Search for the term "neutral" in the wiki article. You can also use the web. There is plenty of literature on risk neutral pricing (its also referred to as arbitrage free pricing).
I said way back that a basic tenet of economic theory is that there is a trade-off between risk and reward. Every student in finance 101 is taught this. Risk neutrality does not change this. Risk neutrality does not mean that investors don't want to take any risk, nor that they don't want to be compensated for taking risk. It says that prices must be adjusted for risk preferences. "Risk aversion" does not mean people don't want to take on any risk. It means that they over-estimate risk, and need to be paid more to take it on. It means people will take a lower return for a more certain outcome than a higher return with a less certain outcome, even if the expected probabilities are the same.
Actually economic theory cannot adequately explain why equities outperform stocks. Look up "equity premium"
Actually, it does. The equity risk premium states that equities should earn a higher return because equities have greater risk. This is what CAPM is built upon, which derives from modern portfolio theory, which won the Nobel Prize in economics.
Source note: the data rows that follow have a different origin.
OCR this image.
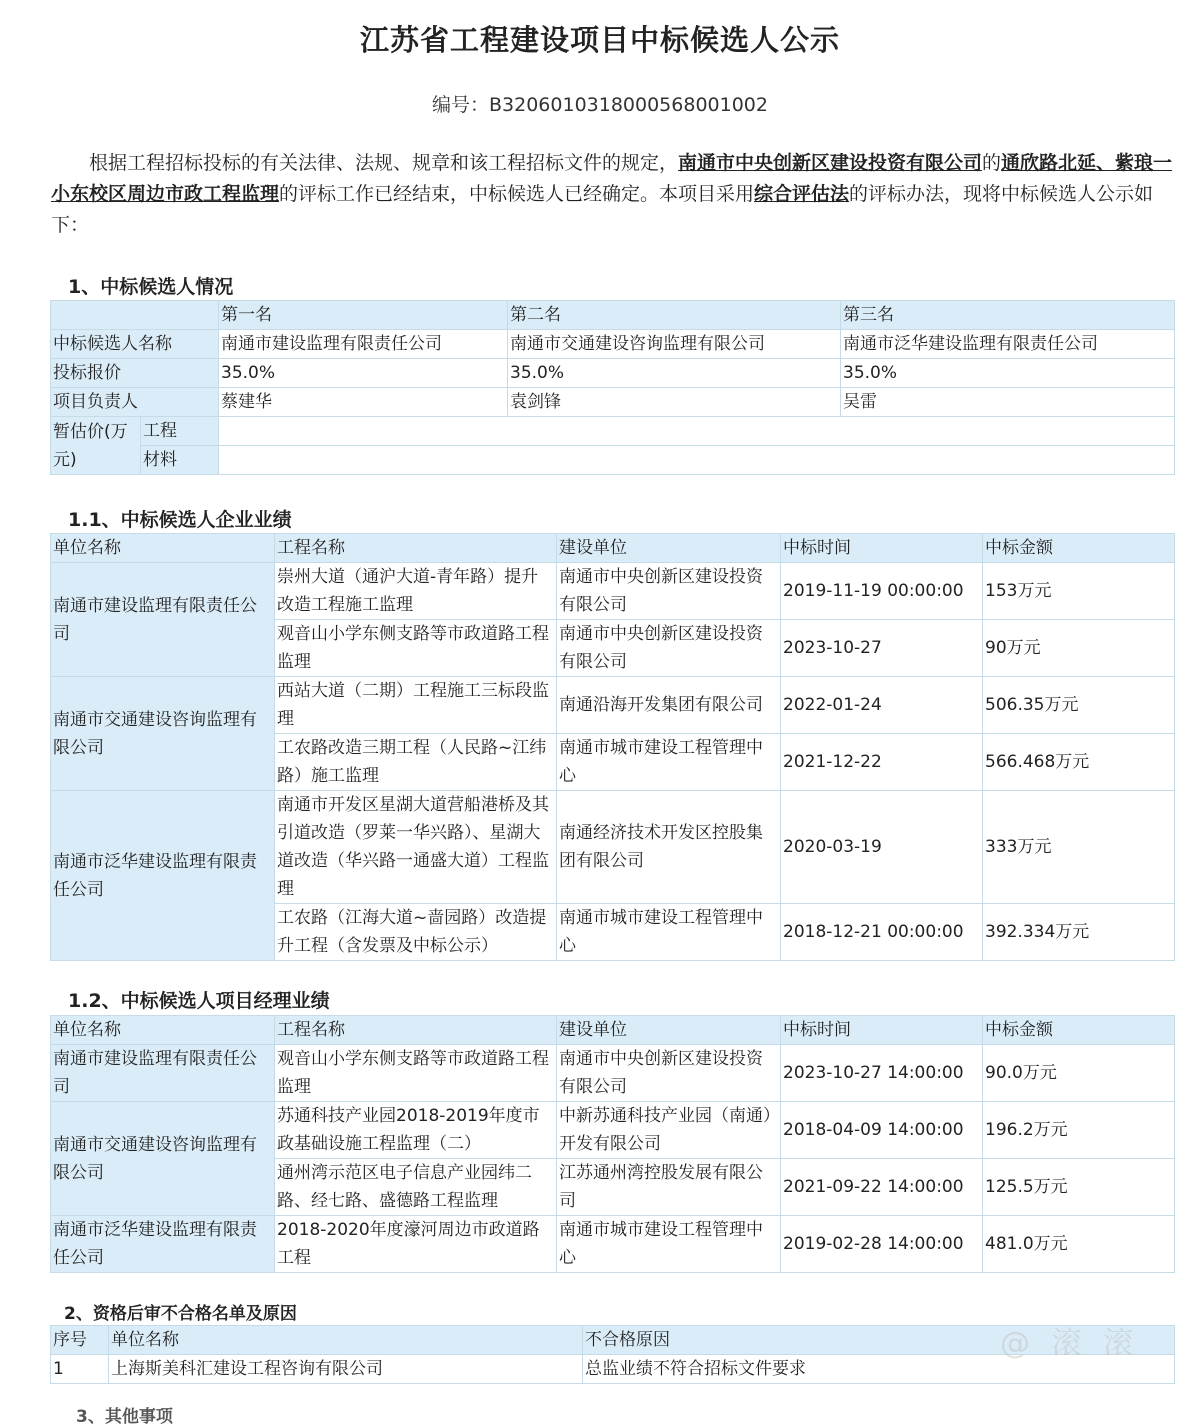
江苏省工程建设项目中标候选人公示
编号：B3206010318000568001002
根据工程招标投标的有关法律、法规、规章和该工程招标文件的规定，南通市中央创新区建设投资有限公司的通欣路北延、紫琅一小东校区周边市政工程监理的评标工作已经结束，中标候选人已经确定。本项目采用综合评估法的评标办法，现将中标候选人公示如下：
1、中标候选人情况
		第一名	第二名	第三名
中标候选人名称		南通市建设监理有限责任公司	南通市交通建设咨询监理有限公司	南通市泛华建设监理有限责任公司
投标报价		35.0%	35.0%	35.0%
项目负责人		蔡建华	袁剑锋	吴雷
暂估价(万元)	工程			
	材料			
1.1、中标候选人企业业绩
单位名称	工程名称	建设单位	中标时间	中标金额
南通市建设监理有限责任公司	崇州大道（通沪大道-青年路）提升改造工程施工监理	南通市中央创新区建设投资有限公司	2019-11-19 00:00:00	153万元
	观音山小学东侧支路等市政道路工程监理	南通市中央创新区建设投资有限公司	2023-10-27	90万元
南通市交通建设咨询监理有限公司	西站大道（二期）工程施工三标段监理	南通沿海开发集团有限公司	2022-01-24	506.35万元
	工农路改造三期工程（人民路~江纬路）施工监理	南通市城市建设工程管理中心	2021-12-22	566.468万元
南通市泛华建设监理有限责任公司	南通市开发区星湖大道营船港桥及其引道改造（罗莱一华兴路）、星湖大道改造（华兴路一通盛大道）工程监理	南通经济技术开发区控股集团有限公司	2020-03-19	333万元
	工农路（江海大道~啬园路）改造提升工程（含发票及中标公示）	南通市城市建设工程管理中心	2018-12-21 00:00:00	392.334万元
1.2、中标候选人项目经理业绩
单位名称	工程名称	建设单位	中标时间	中标金额
南通市建设监理有限责任公司	观音山小学东侧支路等市政道路工程监理	南通市中央创新区建设投资有限公司	2023-10-27 14:00:00	90.0万元
南通市交通建设咨询监理有限公司	苏通科技产业园2018-2019年度市政基础设施工程监理（二）	中新苏通科技产业园（南通）开发有限公司	2018-04-09 14:00:00	196.2万元
	通州湾示范区电子信息产业园纬二路、经七路、盛德路工程监理	江苏通州湾控股发展有限公司	2021-09-22 14:00:00	125.5万元
南通市泛华建设监理有限责任公司	2018-2020年度濠河周边市政道路工程	南通市城市建设工程管理中心	2019-02-28 14:00:00	481.0万元
2、资格后审不合格名单及原因
序号	单位名称	不合格原因
1	上海斯美科汇建设工程咨询有限公司	总监业绩不符合招标文件要求
@ 滚 滚
3、其他事项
The Sveriges Riksbank Prize in Economic Sciences in Memory of Alfred Nobel 1990
Actually, yes according to your link.
The equity premium puzzle is a term coined in 1985 by Rajnish Mehra and Edward C. Prescott in their seminal work of the same name, and refers to a lack of consensus among economists on why demand for government bonds - which return much less than stocks - is as high as it is, and even why the demand exists at all. The intuitive notion that stocks are much riskier than bonds is not a sufficient explanation as the magnitude of the disparity between the two returns (the equity risk premium) is so great that it implies an implausibly high level of investor risk aversion that is fundamentally incompatible with other branches of economics, particularly macroeconomics and financial economics. ...
The most basic explanation is that there is no puzzle to explain: that there is no equity premium. ...
Note however that most mainstream economists agree that the evidence shows substantial statistical power.
Economists believe that the equity risk premium is explained by risk, if not the magnitude. One explanation is that using volatility as the sole measure of risk is insufficient to measure all risk. Risk aversion mentioned above may explain this discrepancy.
CAPM doesn't explain WHY the equity premium exists - it only provides a method for pricing securities in a market where the equity premium DOES exist.[/I] You have to plug in your "expected rate of return" from the market to get the formula to work. If you take a look at it,
Capital Asset Pricing Model (CAPM) Definition | Investopedia, you'll see that if the market return = the risk free rate return, the second term on the RHS becomes zero and the LHS becomes equal to the risk free rate. CAPM assumes there is an equity premium - it doesn't explain why there is one.
CAPM is a formula which derives from modern portfolio theory. I included it to demonstrate that theory shows higher risk leads to higher return.
Modern portfolio theory states that there is a trade-off between risk and return. In MPT, the higher the risk, the higher return.
Modern portfolio theory (MPT) is a theory of finance that attempts to maximize portfolio expected return for a given amount of portfolio risk, or equivalently minimize risk for a given level of expected return
Modern portfolio theory - Wikipedia, the free encyclopedia
EDIT - To clarify, economic theory states that an investor must be compensated to take on more risk. Ergo, higher risk, higher return. Higher risk unto itself is why returns are higher for riskier assets.